Sur les traces du nageur d’Auschwitz

D.R.

Dans son dernier ouvrage, Le Nageur, récemment paru chez Gallimard, Pierre Assouline se penche sur le destin d’Alfred Nakache, non pas le président de la République libanaise, mais le grand nageur des années 1930 et 1940 qui remporta 15 titres de champion de France, 9 records de France, 3 records d’Europe et un record du monde. Né en 1915 à Constantine en Algérie, comme l’écrivain, le petit Alfred n’aimait pas se baigner. Un jour, c’est le déclic : il prend plaisir à nager, remporte compétition sur compétition, et finit par se mesurer au champion Jacques Cartonnet. Aux Jeux Olympiques de Berlin en 1936, celui qu’on surnomme désormais « Artem » (poisson), termine quatrième du relais 4x200m nage libre avec l’équipe de France.

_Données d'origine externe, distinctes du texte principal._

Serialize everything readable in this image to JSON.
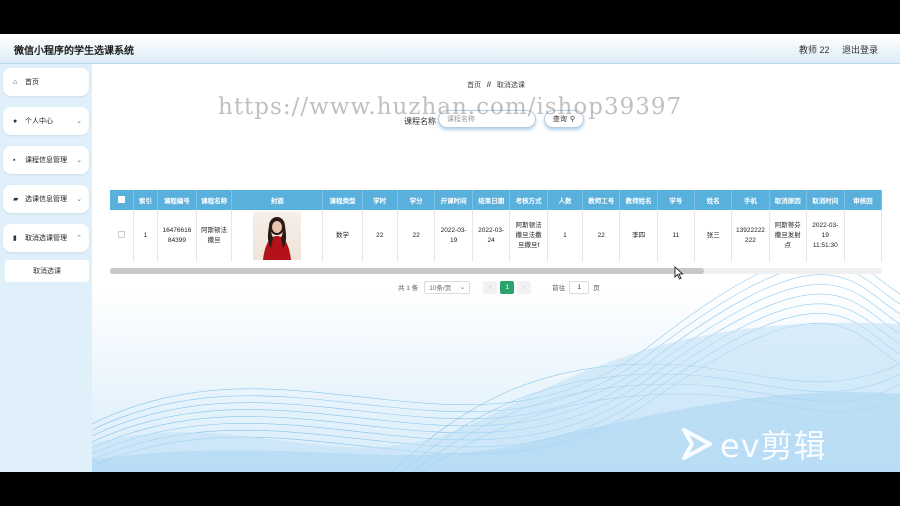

Le nazisme est là, omniprésent, qui inquiète Nakache, issu d’une famille juive. La guerre venue, il se réfugie en zone libre, s’installe à Toulouse où il se marie. Mais tout bascule pour lui le jour où, dénoncé par un mouchard qui pourrait être son rival de toujours, Cartonnet, il est déporté depuis Drancy pour se retrouver à Auschwitz avec sa femme Paule et sa fille Annie, âgée de 2 ans, lesquelles sont gazées à leur arrivée – ce qu’il n’apprendra qu’après la guerre. Transféré dans un autre camp, celui de Buchenwald, il a le matricule 172 763 tatoué sur le bras. Sadiques, ses tortionnaires l’obligent à plonger dans des réservoirs d’eaux croupies pour y pêcher toutes sortes d’objets…

Sorti de l’enfer des camps à la Libération, très amoindri (il ne pèse alors que 40 kilos !), il participe en 1948 aux Jeux Olympiques de Londres et reprend son métier de professeur de sport. Après un séjour à l’île de la Réunion, il pose ses valises à Cerbère, dans les Pyrénées orientales. Le 4 août 1983, il décède à l’âge de 67 ans, victime d’un malaise cardiaque alors qu’il effectuait son kilomètre de nage quotidien.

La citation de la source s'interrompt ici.